In consideration of the payment to be made and benefits to be provided by the
Company to the Executive in accordance with Section [insert relevant subsection]
of the Employment Agreement, the Executive agrees with the Company (for itself
and as agent and trustee for and on behalf of each of its Affiliates, its or
their current of former shareholders, directors, officers or employees) that
she, on behalf of herself and her heirs, successors, spouses and assigns:

1.1 accepts the amount of (pound)[ ] and the benefits to be provided in
accordance with Section [insert relevant subsection] of the Employment Agreement
in full and final settlement of all Claims that the Executive has or may have
against the Company, any Affiliates or any of its or their current or former
shareholders (including without limitation Morgan Stanley & Co., Inc., its
affiliates, and each of their partners, directors, officers, employees,
representatives, contractors, attorneys, heirs, spouses, successors, assigns and
agents, in their individual and professional capacities), directors, officers,
employees or subsidiaries, partners, security holders, representatives,
contractors, attorneys, heirs, spouses, successors, assigns and agents in their
individual and professional capacities.

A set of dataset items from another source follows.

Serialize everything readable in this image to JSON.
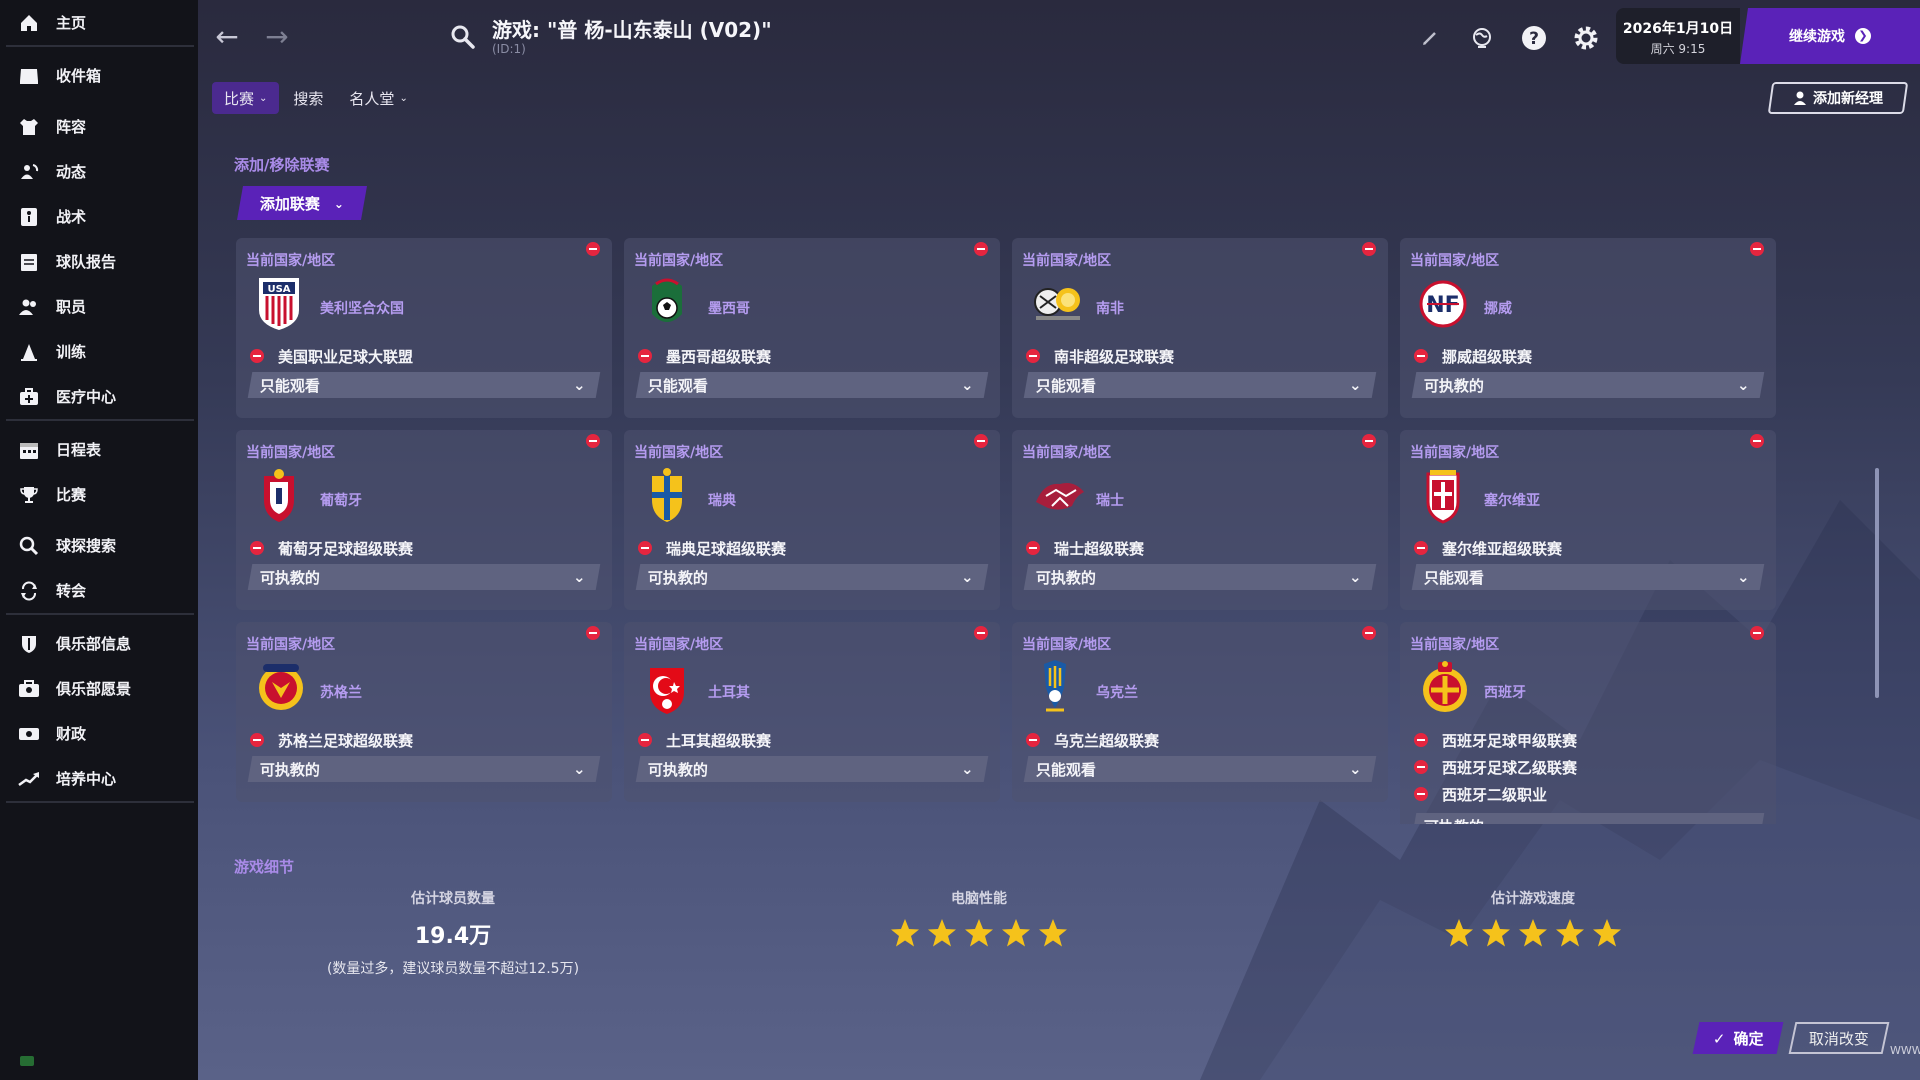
{
  "sidebar": {
    "items": [
      {
        "label": "主页",
        "icon": "home-icon"
      },
      {
        "label": "收件箱",
        "icon": "inbox-icon"
      },
      {
        "label": "阵容",
        "icon": "jersey-icon"
      },
      {
        "label": "动态",
        "icon": "dynamics-icon"
      },
      {
        "label": "战术",
        "icon": "tactics-icon"
      },
      {
        "label": "球队报告",
        "icon": "report-icon"
      },
      {
        "label": "职员",
        "icon": "staff-icon"
      },
      {
        "label": "训练",
        "icon": "training-icon"
      },
      {
        "label": "医疗中心",
        "icon": "medical-icon"
      },
      {
        "label": "日程表",
        "icon": "calendar-icon"
      },
      {
        "label": "比赛",
        "icon": "trophy-icon"
      },
      {
        "label": "球探搜索",
        "icon": "search-icon"
      },
      {
        "label": "转会",
        "icon": "transfer-icon"
      },
      {
        "label": "俱乐部信息",
        "icon": "shield-icon"
      },
      {
        "label": "俱乐部愿景",
        "icon": "vision-icon"
      },
      {
        "label": "财政",
        "icon": "finance-icon"
      },
      {
        "label": "培养中心",
        "icon": "development-icon"
      }
    ]
  },
  "header": {
    "title": "游戏: \"普 杨-山东泰山 (V02)\"",
    "subtitle": "(ID:1)",
    "date": "2026年1月10日",
    "weekday_time": "周六 9:15",
    "continue_label": "继续游戏"
  },
  "tabs": [
    {
      "label": "比赛",
      "has_dropdown": true,
      "active": true
    },
    {
      "label": "搜索",
      "has_dropdown": false,
      "active": false
    },
    {
      "label": "名人堂",
      "has_dropdown": true,
      "active": false
    }
  ],
  "add_manager_label": "添加新经理",
  "leagues_section": {
    "title": "添加/移除联赛",
    "add_button_label": "添加联赛",
    "card_label": "当前国家/地区",
    "cards": [
      {
        "country": "美利坚合众国",
        "leagues": [
          "美国职业足球大联盟"
        ],
        "mode": "只能观看"
      },
      {
        "country": "墨西哥",
        "leagues": [
          "墨西哥超级联赛"
        ],
        "mode": "只能观看"
      },
      {
        "country": "南非",
        "leagues": [
          "南非超级足球联赛"
        ],
        "mode": "只能观看"
      },
      {
        "country": "挪威",
        "leagues": [
          "挪威超级联赛"
        ],
        "mode": "可执教的"
      },
      {
        "country": "葡萄牙",
        "leagues": [
          "葡萄牙足球超级联赛"
        ],
        "mode": "可执教的"
      },
      {
        "country": "瑞典",
        "leagues": [
          "瑞典足球超级联赛"
        ],
        "mode": "可执教的"
      },
      {
        "country": "瑞士",
        "leagues": [
          "瑞士超级联赛"
        ],
        "mode": "可执教的"
      },
      {
        "country": "塞尔维亚",
        "leagues": [
          "塞尔维亚超级联赛"
        ],
        "mode": "只能观看"
      },
      {
        "country": "苏格兰",
        "leagues": [
          "苏格兰足球超级联赛"
        ],
        "mode": "可执教的"
      },
      {
        "country": "土耳其",
        "leagues": [
          "土耳其超级联赛"
        ],
        "mode": "可执教的"
      },
      {
        "country": "乌克兰",
        "leagues": [
          "乌克兰超级联赛"
        ],
        "mode": "只能观看"
      },
      {
        "country": "西班牙",
        "leagues": [
          "西班牙足球甲级联赛",
          "西班牙足球乙级联赛",
          "西班牙二级职业"
        ],
        "mode": "可执教的"
      }
    ]
  },
  "details_section": {
    "title": "游戏细节",
    "players_title": "估计球员数量",
    "players_value": "19.4万",
    "players_note": "(数量过多，建议球员数量不超过12.5万)",
    "performance_title": "电脑性能",
    "performance_stars": 5,
    "speed_title": "估计游戏速度",
    "speed_stars": 5
  },
  "footer": {
    "confirm_label": "确定",
    "cancel_label": "取消改变",
    "watermark": "WWW.PLAYSM.CC"
  },
  "colors": {
    "accent": "#5a22b8",
    "remove": "#e5253f",
    "label": "#b59cf0",
    "star": "#f5c21b"
  }
}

For these purposes, Claim shall mean any
and all disputes, claims, actions, causes of action, damages, liabilities,
promises, debts, compensation, losses, obligations, costs and expenses of any
kind or nature, arising out of or in connection with

                                      -21-
<PAGE>

the Executive's employment with the Company or the termination of her
employment, directorship or other office held with the Company or any Affiliate
or resignation or removal therefrom (including claims which could be asserted by
way of contribution, counter-claim, set-off, indemnity or third party
proceedings, and any claims for interest and legal costs, but excluding any
statutory claims) whether such disputes or claims are asserted or known or not,
or existing or not, and whether or not such disputes or claims or the facts and
matters giving rise to them, could have been discovered as at the date of this
Agreement;

1.2 releases and forever discharges the Company, its Affiliates and any of its
or their current or former shareholders (including without limitation Morgan
Stanley & Co., Inc., its affiliates, and each of their partners, directors,
officers, employees, representatives, contractors, attorneys, heirs, spouses,
successors, assigns and agents, in their individual and professional
capacities), directors, officers, employees and subsidiaries, partners, security
holders, representatives, contractors, attorneys, heirs, spouses, successors,
assigns and agents in their individual and professional capacities from and
against any and all liabilities arising out of any Claim;

1.3 confirms that she will not make, bring or continue in any jurisdiction
against the Company, any of its Affiliates or any of its or their current or
former shareholders (including without limitation Morgan Stanley & Co., Inc.,
its affiliates, and each of their partners, directors, officers, employees,
representatives, contractors, attorneys, heirs, spouses, successors, assigns and
agents, in their individual and professional capacities), directors, officers,
employees, subsidiaries, partners, security holders, representatives,
contractors, attorneys, heirs, spouses, successors, assigns or agents in their
individual and professional capacities any civil claim, demand, action or
proceeding in respect of any Claim released or discharged under 1.2 above.